Ce récit est celui de Marseille passée au prisme de quelques hommes de la mer.
Un bateau, trois marins, une cité multimillénaire à l’horizon et la nuit qui anime rêves et passions au cœur de ce tableau. Car c’est dans les cœurs que se cache ce qu’il manque le plus à bord : l’amour.
L’amour de la vie, l’amour des livres ou celui d’une femme selon leurs visions respectives ? Selon les moments aussi. Et c’est d’ailleurs une femme, jeune, passionnée et invisible, autour de laquelle vont s’articuler les actes, gestes et pensées de nos marins…
Quelques heures de navigation donc, rien d’extraordinaire mais des heures qui prendront fin autour d’une conclusion aussi singulière que Marseille peut l’être parfois.
Massilia vs les Marmars est une novella bordée des récits modernes, une parenthèse qui s’appuie sur l’actualité autant que sur des rêves d’hommes. Parce que lorsque l’on mélange Méditerranée, voyages et littérature, pas besoin de creuser bien profond pour dénicher de l’humain avec de vrais morceaux à l’intérieur…

À tous les scribouillards de la cité phocéenne, parce que se trouvera toujours dans cette ville la lumière nécessaire à l’illumination des âmes humaines.
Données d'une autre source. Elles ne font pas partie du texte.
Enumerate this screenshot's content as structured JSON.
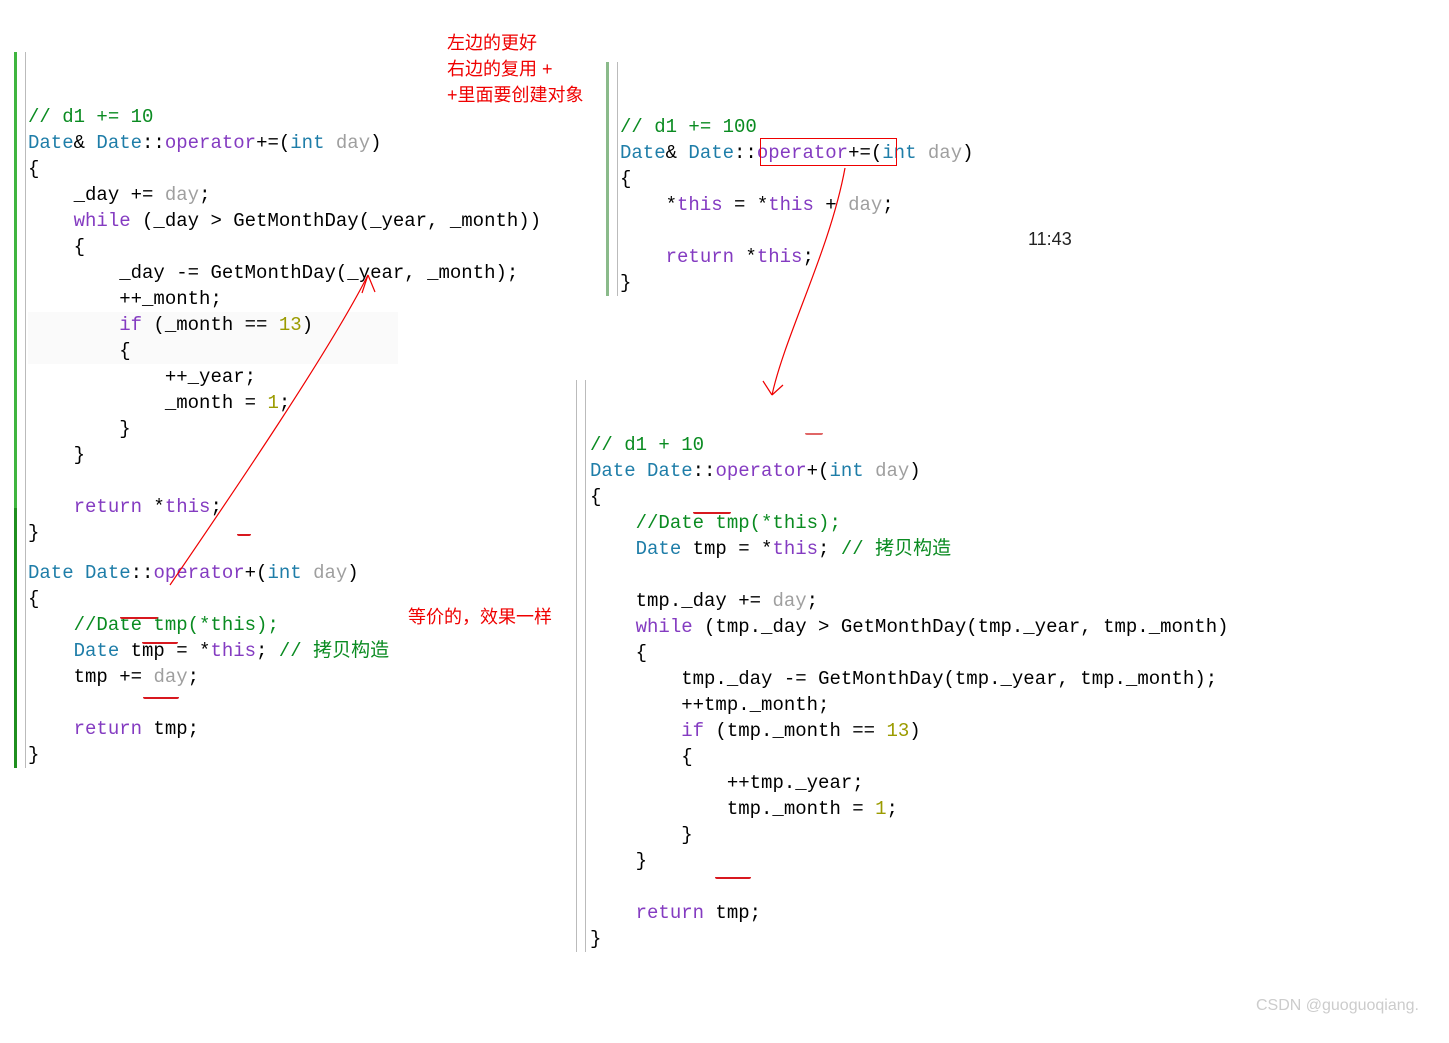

À Laurent Riatto également. À l’écrivain panamien qu’il est sans qui ce texte n’aurait sûrement ni ce titre ni ce contenu-là…

 

Je suis marin un peu artiste, j’aime les ports que tu aimas 

J’aime l’amour et la musique, ne sois pas triste, on se reverra.

Bernard Lavilliers « Marins »

 

Si je passe mon temps à écrire, 

Décrire mon temps,

Montant vers le nirvana on cherche les sourires,

Montant loin des bandits près des crevés, des bevtas

 plus d’trèves on brise vos obertas.

IAM « Marseille la nuit »

 

Lo scrittore marsigliese…

— Marseille, ce matin-là, avait des couleurs de mer du Nord ! Non, mais écoute-moi ça ! Dis, tu te rends compte de ce qu’il a écrit l’autre con ! C’est fort non, tu trouves pas ?…

Debout, regard scotché au couchant, Luigi Scolari ne répondit pas à son second.

Une fois de plus, l’expression légèrement à l’ouest seyait à merveille au vieil italien. Car s’il avait entendu la question de César, cette dernière n’était toutefois pas pleinement arrivée jusqu’à sa conscience analytique. Une absence due en partie au spectacle de l’autre côté de la vitre. Là-bas, plein ouest, un gros paquet de nuages cendrés coupait en deux un soleil au flamboyant incroyable et se trouvait-là une vision dans laquelle le Capitaine percevait à peu près autant de contrastes et de dissonances qu’il y en avait dans son humeur du moment.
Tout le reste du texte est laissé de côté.